A new hack has been carried out against the DeFi Balancer protocol. A few hours after the first attack involving the DeFi protocol and leading to the loss of nearly half a million dollars, a second attack was carried out using the same strategy, this time against the COMP token.
Apparently this happened an hour ago, someone used dydx flashloan (again) and drained unclaimed COMP in several balancer pool, making 10.8 ETH profit in the process. Thread incoming. pic.twitter.com/TeJZZSSycE
– Hao (@frenzy_hao) June 29, 2020
Criminals exploited the same system in combination with flash loans from the dYdX protocol. This allowed them recuperate and steal more than 10 ETH.
After the first attack, the team also ad that it would reimburse all those who had suffered a loss in an attempt to at least try to limit the damage from what was lost in the previous attack.
Despite the fact that it is a small-scale robbery, this makes the case even more incredible because apparently the best solution would be pause the protocol and intervene to prevent another attack from occurring, as it was discovered that it is possible to exploit this type of mechanism for almost all tokens and all different groups.

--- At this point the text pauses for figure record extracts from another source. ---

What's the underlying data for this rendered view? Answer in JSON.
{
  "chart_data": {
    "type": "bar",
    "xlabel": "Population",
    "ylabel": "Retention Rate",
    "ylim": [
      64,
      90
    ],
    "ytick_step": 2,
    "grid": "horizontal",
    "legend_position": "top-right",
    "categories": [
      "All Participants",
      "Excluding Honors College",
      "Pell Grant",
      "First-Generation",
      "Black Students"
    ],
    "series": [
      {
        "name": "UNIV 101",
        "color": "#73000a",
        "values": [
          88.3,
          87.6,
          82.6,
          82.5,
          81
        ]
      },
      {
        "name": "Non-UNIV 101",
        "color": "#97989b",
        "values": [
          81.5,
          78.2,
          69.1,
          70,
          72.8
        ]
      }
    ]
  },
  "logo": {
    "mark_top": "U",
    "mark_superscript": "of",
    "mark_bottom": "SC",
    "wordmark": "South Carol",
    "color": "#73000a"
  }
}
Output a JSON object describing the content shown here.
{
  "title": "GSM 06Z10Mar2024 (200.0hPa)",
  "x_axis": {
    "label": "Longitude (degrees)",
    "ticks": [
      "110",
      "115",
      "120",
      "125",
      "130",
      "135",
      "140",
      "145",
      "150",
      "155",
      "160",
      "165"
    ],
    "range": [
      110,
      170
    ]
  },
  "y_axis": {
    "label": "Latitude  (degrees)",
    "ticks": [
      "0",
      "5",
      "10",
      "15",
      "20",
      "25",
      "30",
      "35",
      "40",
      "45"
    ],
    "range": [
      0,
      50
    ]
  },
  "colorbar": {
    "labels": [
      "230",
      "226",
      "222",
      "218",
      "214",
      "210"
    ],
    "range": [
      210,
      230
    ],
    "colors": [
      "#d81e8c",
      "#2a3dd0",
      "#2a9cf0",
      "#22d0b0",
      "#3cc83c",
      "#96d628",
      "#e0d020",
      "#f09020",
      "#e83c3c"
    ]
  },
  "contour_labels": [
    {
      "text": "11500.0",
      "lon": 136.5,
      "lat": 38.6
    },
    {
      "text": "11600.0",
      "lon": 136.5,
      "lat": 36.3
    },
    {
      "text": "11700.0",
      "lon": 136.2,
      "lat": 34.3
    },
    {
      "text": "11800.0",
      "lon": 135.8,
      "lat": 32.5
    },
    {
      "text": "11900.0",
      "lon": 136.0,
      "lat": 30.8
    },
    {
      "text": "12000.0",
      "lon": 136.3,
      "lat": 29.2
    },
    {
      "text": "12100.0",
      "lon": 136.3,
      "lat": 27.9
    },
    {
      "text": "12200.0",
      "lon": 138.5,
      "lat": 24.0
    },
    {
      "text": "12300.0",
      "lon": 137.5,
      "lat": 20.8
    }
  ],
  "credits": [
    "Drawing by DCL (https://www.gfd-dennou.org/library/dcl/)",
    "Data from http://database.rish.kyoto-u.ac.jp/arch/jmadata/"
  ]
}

This is a bad start to the week for Balancer, since in a few hours it lost a lot of funds, which of course reflects the reputation of the protocol, since it did not intervene in time and because it did not protect the funds of A second attack.
Now the eyes are posts in decentralized finance (DeFi) and in a fundamental aspect called "composibility", Which is the possibility of implementing protocols on other platforms and thus achieve greater efficiency.
Consider, for example, what it is possible to do using Ethereum (ETH), which is used to generate the stablecoin DAI and which in turn is used to provide liquidity to the various groups that get interest in return.
However, if these groups are becoming the main target of the attacksSo it's pretty clear at this point that DeFi runs the risk of becoming a high-risk tool with the likelihood that users will lose their funds.
Finally, these types of attacks act as a warning for future projects to take further steps to counter these risks.